Technical Details with Attribution
- According to Robbie Mitchnick, Head of Digital Assets at BlackRock, most clients are “not really underwriting … the global payment network case” for Bitcoin.
- He described Bitcoin’s payment use-case as “a little bit more speculative,” noting that further development in scaling, network builds (e.g., the Lightning Network) and ecosystem adoption would be required for it to be a credible payment method.
- In contrast, the firm emphasises that stablecoins have achieved “huge product-market fit as a payment instrument,” being used for efficient value transfer and expanding into corporate, retail and cross-border applications.
Analyst Perspectives
Analysts take this as confirmation of a broader trend: institutional money increasingly sees Bitcoin as a complement to gold, rather than a substitute for fiat or payment rails.

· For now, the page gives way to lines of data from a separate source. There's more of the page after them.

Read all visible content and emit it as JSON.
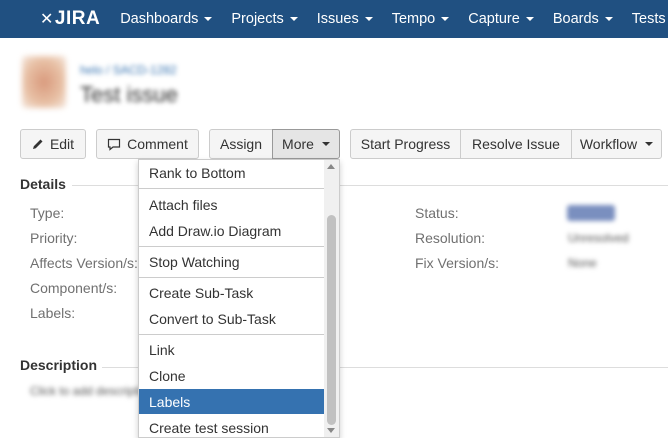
{
  "nav": {
    "logo": "JIRA",
    "items": [
      {
        "label": "Dashboards"
      },
      {
        "label": "Projects"
      },
      {
        "label": "Issues"
      },
      {
        "label": "Tempo"
      },
      {
        "label": "Capture"
      },
      {
        "label": "Boards"
      },
      {
        "label": "Tests"
      }
    ]
  },
  "issue": {
    "breadcrumb": "helo / SACD-1282",
    "title": "Test issue"
  },
  "toolbar": {
    "edit": "Edit",
    "comment": "Comment",
    "assign": "Assign",
    "more": "More",
    "start_progress": "Start Progress",
    "resolve_issue": "Resolve Issue",
    "workflow": "Workflow"
  },
  "details": {
    "title": "Details",
    "fields_left": [
      "Type:",
      "Priority:",
      "Affects Version/s:",
      "Component/s:",
      "Labels:"
    ],
    "fields_right": [
      "Status:",
      "Resolution:",
      "Fix Version/s:"
    ],
    "values_right": [
      "OPEN",
      "Unresolved",
      "None"
    ]
  },
  "description": {
    "title": "Description",
    "placeholder": "Click to add description"
  },
  "more_menu": {
    "items": [
      {
        "label": "Rank to Bottom"
      },
      {
        "label": "Attach files"
      },
      {
        "label": "Add Draw.io Diagram"
      },
      {
        "label": "Stop Watching"
      },
      {
        "label": "Create Sub-Task"
      },
      {
        "label": "Convert to Sub-Task"
      },
      {
        "label": "Link"
      },
      {
        "label": "Clone"
      },
      {
        "label": "Labels"
      },
      {
        "label": "Create test session"
      }
    ],
    "active": "Labels"
  },
  "colors": {
    "nav_bg": "#205081",
    "link": "#3572b0",
    "menu_active": "#3572b0"
  }
}
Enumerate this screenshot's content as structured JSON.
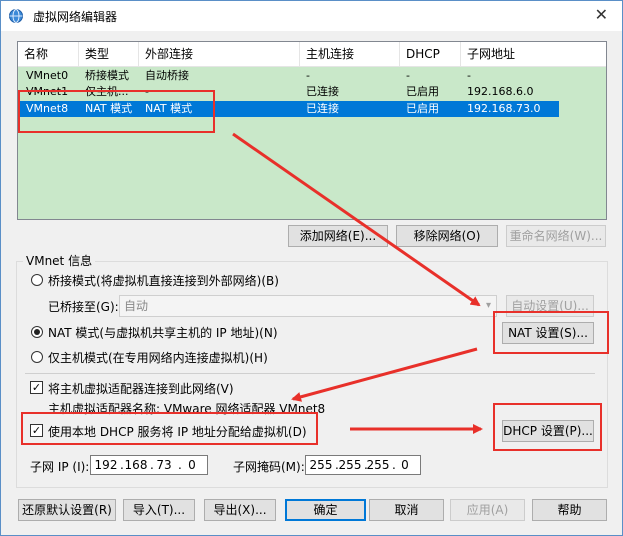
{
  "window": {
    "title": "虚拟网络编辑器",
    "close_glyph": "✕"
  },
  "columns": [
    "名称",
    "类型",
    "外部连接",
    "主机连接",
    "DHCP",
    "子网地址"
  ],
  "networks": [
    {
      "name": "VMnet0",
      "type": "桥接模式",
      "external": "自动桥接",
      "host": "-",
      "dhcp": "-",
      "subnet": "-"
    },
    {
      "name": "VMnet1",
      "type": "仅主机...",
      "external": "-",
      "host": "已连接",
      "dhcp": "已启用",
      "subnet": "192.168.6.0"
    },
    {
      "name": "VMnet8",
      "type": "NAT 模式",
      "external": "NAT 模式",
      "host": "已连接",
      "dhcp": "已启用",
      "subnet": "192.168.73.0"
    }
  ],
  "list_buttons": {
    "add": "添加网络(E)...",
    "remove": "移除网络(O)",
    "rename": "重命名网络(W)..."
  },
  "vmnet_info": {
    "title": "VMnet 信息",
    "bridged": "桥接模式(将虚拟机直接连接到外部网络)(B)",
    "bridged_to_label": "已桥接至(G):",
    "bridged_to_value": "自动",
    "auto_settings": "自动设置(U)...",
    "nat": "NAT 模式(与虚拟机共享主机的 IP 地址)(N)",
    "nat_settings": "NAT 设置(S)...",
    "host_only": "仅主机模式(在专用网络内连接虚拟机)(H)",
    "connect_adapter": "将主机虚拟适配器连接到此网络(V)",
    "adapter_name": "主机虚拟适配器名称: VMware 网络适配器 VMnet8",
    "use_dhcp": "使用本地 DHCP 服务将 IP 地址分配给虚拟机(D)",
    "dhcp_settings": "DHCP 设置(P)...",
    "subnet_ip_label": "子网 IP (I):",
    "subnet_ip": [
      "192",
      "168",
      "73",
      "0"
    ],
    "subnet_mask_label": "子网掩码(M):",
    "subnet_mask": [
      "255",
      "255",
      "255",
      "0"
    ]
  },
  "footer_buttons": {
    "restore": "还原默认设置(R)",
    "import": "导入(T)...",
    "export": "导出(X)...",
    "ok": "确定",
    "cancel": "取消",
    "apply": "应用(A)",
    "help": "帮助"
  },
  "checkmark": "✓",
  "dropdown_glyph": "▾",
  "dot": ".",
  "annotation_color": "#e8302a",
  "selection_color": "#0078d7"
}
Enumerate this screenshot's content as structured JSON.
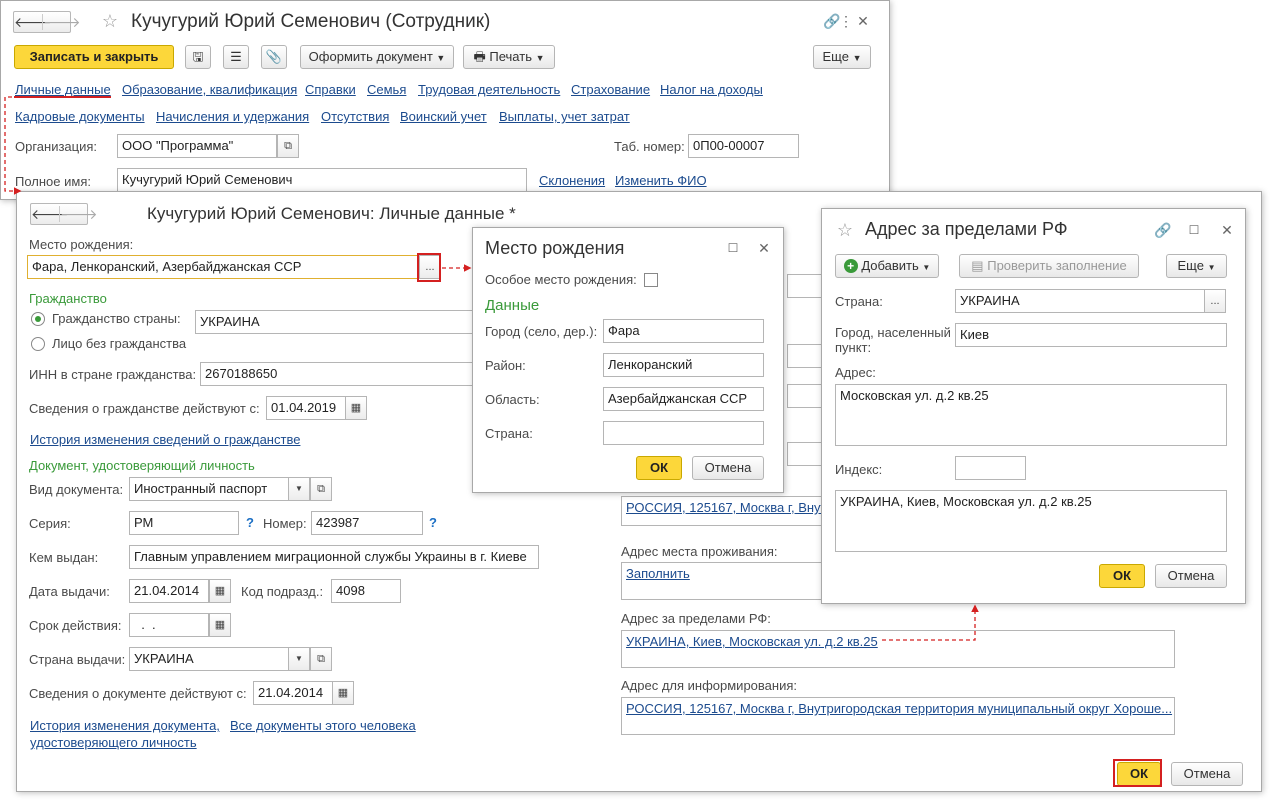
{
  "main": {
    "title": "Кучугурий Юрий Семенович (Сотрудник)",
    "save_close": "Записать и закрыть",
    "create_doc": "Оформить документ",
    "print": "Печать",
    "more": "Еще",
    "links_row1": [
      "Личные данные",
      "Образование, квалификация",
      "Справки",
      "Семья",
      "Трудовая деятельность",
      "Страхование",
      "Налог на доходы"
    ],
    "links_row2": [
      "Кадровые документы",
      "Начисления и удержания",
      "Отсутствия",
      "Воинский учет",
      "Выплаты, учет затрат"
    ],
    "org_label": "Организация:",
    "org_value": "ООО \"Программа\"",
    "tab_label": "Таб. номер:",
    "tab_value": "0П00-00007",
    "fullname_label": "Полное имя:",
    "fullname_value": "Кучугурий Юрий Семенович",
    "declensions": "Склонения",
    "change_fio": "Изменить ФИО"
  },
  "personal": {
    "title": "Кучугурий Юрий Семенович: Личные данные *",
    "birthplace_label": "Место рождения:",
    "birthplace_value": "Фара, Ленкоранский, Азербайджанская ССР",
    "dots": "...",
    "citizenship_group": "Гражданство",
    "citizen_country_label": "Гражданство страны:",
    "citizen_country_value": "УКРАИНА",
    "stateless_label": "Лицо без гражданства",
    "inn_label": "ИНН в стране гражданства:",
    "inn_value": "2670188650",
    "citizen_valid_label": "Сведения о гражданстве действуют с:",
    "citizen_valid_value": "01.04.2019",
    "citizen_history": "История изменения сведений о гражданстве",
    "doc_group": "Документ, удостоверяющий личность",
    "doc_type_label": "Вид документа:",
    "doc_type_value": "Иностранный паспорт",
    "series_label": "Серия:",
    "series_value": "РМ",
    "number_label": "Номер:",
    "number_value": "423987",
    "q": "?",
    "issued_by_label": "Кем выдан:",
    "issued_by_value": "Главным управлением миграционной службы Украины в г. Киеве",
    "issue_date_label": "Дата выдачи:",
    "issue_date_value": "21.04.2014",
    "dept_code_label": "Код подразд.:",
    "dept_code_value": "4098",
    "valid_until_label": "Срок действия:",
    "valid_until_value": "  .  .",
    "issue_country_label": "Страна выдачи:",
    "issue_country_value": "УКРАИНА",
    "doc_valid_label": "Сведения о документе действуют с:",
    "doc_valid_value": "21.04.2014",
    "doc_history_1": "История изменения документа,",
    "doc_history_2": "удостоверяющего личность",
    "all_docs": "Все документы этого человека",
    "addr_reg_value": "РОССИЯ, 125167, Москва г, Внутригоро",
    "addr_live_label": "Адрес места проживания:",
    "addr_live_value": "Заполнить",
    "addr_abroad_label": "Адрес за пределами РФ:",
    "addr_abroad_value": "УКРАИНА, Киев, Московская ул. д.2 кв.25",
    "addr_info_label": "Адрес для информирования:",
    "addr_info_value": "РОССИЯ, 125167, Москва г, Внутригородская территория муниципальный округ Хороше...",
    "ok": "ОК",
    "cancel": "Отмена"
  },
  "birthplace": {
    "title": "Место рождения",
    "special_label": "Особое место рождения:",
    "data_group": "Данные",
    "city_label": "Город (село, дер.):",
    "city_value": "Фара",
    "district_label": "Район:",
    "district_value": "Ленкоранский",
    "region_label": "Область:",
    "region_value": "Азербайджанская ССР",
    "country_label": "Страна:",
    "country_value": "",
    "ok": "ОК",
    "cancel": "Отмена"
  },
  "abroad": {
    "title": "Адрес за пределами РФ",
    "add": "Добавить",
    "check": "Проверить заполнение",
    "more": "Еще",
    "country_label": "Страна:",
    "country_value": "УКРАИНА",
    "city_label_1": "Город, населенный",
    "city_label_2": "пункт:",
    "city_value": "Киев",
    "address_label": "Адрес:",
    "address_value": "Московская ул. д.2 кв.25",
    "index_label": "Индекс:",
    "index_value": "",
    "summary": "УКРАИНА, Киев, Московская ул. д.2 кв.25",
    "ok": "ОК",
    "cancel": "Отмена"
  }
}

One perspective holds that this mindset supports a longer-term investment horizon for Bitcoin — tied to scarcity and adoption risk — but also suggests a ceiling on its utility premium until payment adoption rises. Others caution that if Bitcoin fails to develop payment functionality over time, the “store of value” thesis alone may become vulnerable to competition from alternative asset classes or central-bank digital currencies.
Global Impact Note
This institutional positioning could influence how Bitcoin is regulated, marketed and adopted globally. If major asset managers treat Bitcoin more like a commodity-hedge rather than a transactional medium, product‐design (ETFs, funds), regulation (securities vs commodities) and infrastructure investment may shift accordingly. Moreover, for emerging markets where payments use-cases drive adoption, the lag in Bitcoin being used as a payments rail might favour alternative crypto-assets or stablecoins — thus affecting regional crypto dynamics and competitive landscapes.